Monday, August 14, 2017

You might have noticed that I don’t really blog anymore. It’s mostly due to the lack of toddler escapades and constant going. X-Man has a full schedule of things that are strengthening him and really helping him. Unfortunately, he can’t yet drive himself. Nor can any of the children drive themselves anywhere. So that’s why I spent the weekend out of town at another soccer tournament. I believe it was called the “Out of Our League” games. I can home in time to be able to drive Baba to 8am conditioning for her future high school team. So while I was sitting in the car, not exercising like I was supposed to be, trying to figure out how to get three children to four places at the same time, I got an email.

I have done this to myself. I know. 
It wasn’t the email I was hoping for. I’ve gone and created at “storyline” for myself I suppose. I have five children enrolled in fall soccer. I have all the regrets. There was that fleeting moment where it seemed like a good idea….I LOVE fall soccer. The weather hovers around 70 degrees, but there’s a light breeze with just a touch of crispness in it. And who doesn’t want to watch four year olds chase a ball around? It’s fun and cute….until the older kids have games an hour away. And practices.  Practices are the true challenges because somehow everyone seems to practice at the exact same time in very different locations. I have almost everything planned out….but I’m stuck waiting for an email from X-Man’s team letting me know how big a monkey wrench they’re gonna throw into this mess. 

So now I hover on edge, figuring my life is about to become vastly more complicated but not knowing how. It’s frustrating.

But that was NOT the email I received. At all. Instead it was a request from a radio station to do an interview about an article I wrote. At 4:30am my time tomorrow morning. And I can’t remember this article, which may or may not be an issue. But I’m assuming if they want to talk to me about “The Vocation of Motherhood” I should remember what I said. Then again, maybe they too misread the title and saw it as “The Vacation of Motherhood” which I did at first and then cried.

I’m also guessing they are unaware of the fact that my blog title is “Moments in Mediocre Motherhood.”  I mean, I wouldn’t really take advice from me. But that’s worthwhile advice I suppose.


So I still don’t have a clue what next week’s schedule is, but I have plans for 4am tomorrow. Provided I can find whatever it is that inspired them to contact me. And coffee. Lots and lots of coffee. 

Tuesday, April 18, 2017

Well, it appears that the thing de jour is to rant about something current. Bonus points seem to be awarded if it pertains to things feminine. Well, I've never been one to turn down the opportunity to rant so, here's something that's been eating at me for a while.
Motherhood is hard. This really is unnecessary to say. Heck, it's the reason why this blog exists. So yes, we do seem to understand that motherhood is hard. 

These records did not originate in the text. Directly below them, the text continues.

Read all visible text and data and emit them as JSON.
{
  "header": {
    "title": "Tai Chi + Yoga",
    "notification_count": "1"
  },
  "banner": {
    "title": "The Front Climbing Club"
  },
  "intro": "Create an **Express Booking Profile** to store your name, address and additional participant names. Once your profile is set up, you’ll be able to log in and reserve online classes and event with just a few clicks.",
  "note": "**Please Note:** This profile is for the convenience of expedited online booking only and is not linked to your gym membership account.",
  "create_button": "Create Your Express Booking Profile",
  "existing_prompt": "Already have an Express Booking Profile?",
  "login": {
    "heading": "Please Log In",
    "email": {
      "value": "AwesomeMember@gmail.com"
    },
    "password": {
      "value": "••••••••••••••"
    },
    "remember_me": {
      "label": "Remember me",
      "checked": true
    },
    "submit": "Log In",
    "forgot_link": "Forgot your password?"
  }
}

And nowhere is this better understood than in online groups of women, well mothers anyway. There's plenty of commiseration, venting and reassurance seeki


ng. Post after post begins "tell me if I'm a bad mom if I......" which of course, being a civilized (mostly) society, results in the mother be reassured that no she's not a bad mom if she feeds her kids cereal for dinner three times in one week. 

I admit I've been comforted by knowing that mothers I respect have hit up the drive thru on the way home. That they've allowed their kids to wear shoes with no socks occasionally. I'm reassured knowing that all moms struggle. Because, I hope, it means I'm not doing to so very badly.

But there's a danger in wanting to constantly be reassured that we're not "bad moms." Maybe, sometimes, out consciences are pricking us for all the right reasons. If we have to seek out comfort, repeatedly, to be reassured that we are indeed doing it right.....maybe we aren't.

I don't know what it is that makes a good mom. Because I know so many of them. And they are all so different. But there are similarities that unite them all. Giving. Extreme giving. Not slash your wrists and bleed all over the floor or the cross or whatever, but genuine giving spurred on by love. Giving your all. And that looks different family to family. But it's there, always. Parents, not just mom but dad too, giving it all to their family. And not even realizing it.

When we love, when we invest fully, we don't realize how much we've given. We just give. So the night of cereal dinners in front of the tv doesn't matter. If that's all we have to give. We give it and we keep on. But if we can give more, we ought to. Because we've brought these little people into our lives. They didn't ask for our drama and our insecurities. They ask for unconditional, constant love. They ask that we love them with our love languages, which is why our families look different.

I know that I am not a "good mom" because I have my son enrolled in speech therapy. I know I'm not a "good mom" because I drive my kids to sports practices. I know I'm not a good mom because I've read my son's IEP. I know I'm not a good mom because I read to my kids.

I'm just a mom.

There are responsibilities we take on when we embrace motherhood. There are obligations we assume. That we raise our children in a balanced, secure and consistent environment.

So sometimes that means we wear yoga pants all week and our kids are three weeks behind in their haircuts. It means that I don't keep up the blog that I loved doing. Because I've given everything I could to my little army of crazy people who are destroying my home as I type.

It's not about what we do, it's about the love with which we do it.